Birleşmiş Milletler (BM) tarafından gerçekleştirilen “Küresel İlkeler Sözleşmesi” (UNGC) Sürekli rekabet içindeki iş dünyasına ortak bir kalkınma kültürü oluşturmak üzere sürdürülebilirlik, sosyal sorumluluk ve yolsuzluğa karşı mücadele konusunda evrensel ilkeler öneren yenilikçi bir kurumsal sorumluluk yaklaşımıdır.

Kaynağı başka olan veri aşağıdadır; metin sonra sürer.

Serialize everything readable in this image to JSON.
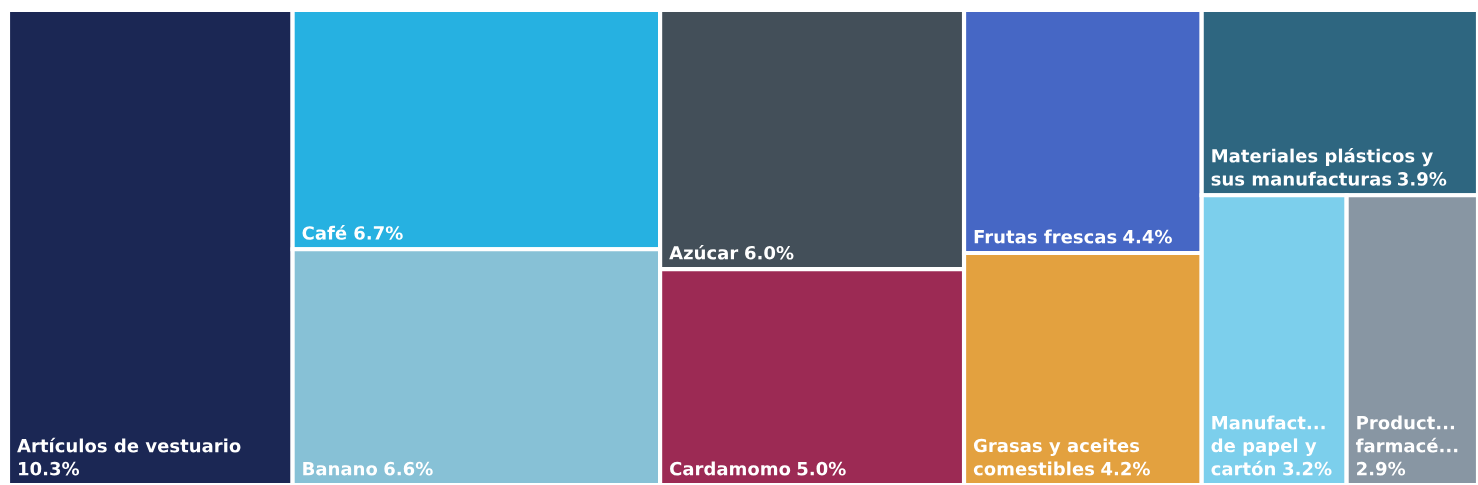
{
  "chart_data": {
    "type": "other",
    "categories": [
      "Artículos de vestuario",
      "Café",
      "Banano",
      "Azúcar",
      "Cardamomo",
      "Frutas frescas",
      "Grasas y aceites comestibles",
      "Materiales plásticos y sus manufacturas",
      "Manufact... de papel y cartón",
      "Product... farmacé..."
    ],
    "values": [
      10.3,
      6.7,
      6.6,
      6.0,
      5.0,
      4.4,
      4.2,
      3.9,
      3.2,
      2.9
    ],
    "colors": [
      "#1b2754",
      "#26b1e1",
      "#87c1d6",
      "#434f59",
      "#9c2a54",
      "#4667c5",
      "#e3a13f",
      "#2e6680",
      "#7ccfec",
      "#8896a3"
    ],
    "value_labels": [
      "10.3%",
      "6.7%",
      "6.6%",
      "6.0%",
      "5.0%",
      "4.4%",
      "4.2%",
      "3.9%",
      "3.2%",
      "2.9%"
    ]
  }
}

1999 Yılında Davos’ta düzenlenen Dünya Ekonomik Forumu sırasında dönemin Birleşmiş Milletler Genel Sekreteri Kofi ANNAN’ın iş dünyası liderlerine “Bin Yıl Kalkınma Hedefleri” doğrultusunda bir çağrıda bulundu. Özetle; Yeni küresel ekonominin sürdürülebilirliğini sağlamak için gerekli olan çevresel ve sosyal dayanakların oluşturulmasına destek vermeye ve tüm Dünya halkları için küresel yatırımlar yapmaya davet etmişti. Küresel İlkeler Sözleşmesi olarak adlandırılan bu çağrının resmi bir nitelik kazanması ise, 26.Temmuz.2000 Tarihinde BM merkezinde yapılan toplantıda gerçekleşti.

Küresel İlkeler Sözleşmesi( KİS ) Şirketlerin kamuoyuna çevre konusunda verdiği en sağlam taahhütlerden biridir. Bilindiği gibi “Sürdürülebilir kalkınma, çevre, kurumsal sosyal sorumluluk vb. konular “ iş dünyasının gündemindeki ağırlığını giderek artırmaktadır. Şirketler her yıl bu konularda kendilerine hedefler koyuyorlar ve yıl sonunda bu hedeflerin ne kadarını ve nasıl yerine getirdiklerini belgeleriyle birlikte kamuoyu ile paylaşıyorlar.

Dünya’da 8.000 den fazla şirket bu sözleşmeyi imzaladı.

Türkiye’de 2002 yılından itibaren KSİ gündeme gelmeye başladı . Bugüne kadar da 300 e yakın firma 10 maddeli KSİ’i imzaladı. Ancak 59 firma raporlama yapabildi. Bu da imza atanların dörtte üçünün attığı imzanın arkasında durmadığı,taahhütlerini yerine getirmediği anlamındadır.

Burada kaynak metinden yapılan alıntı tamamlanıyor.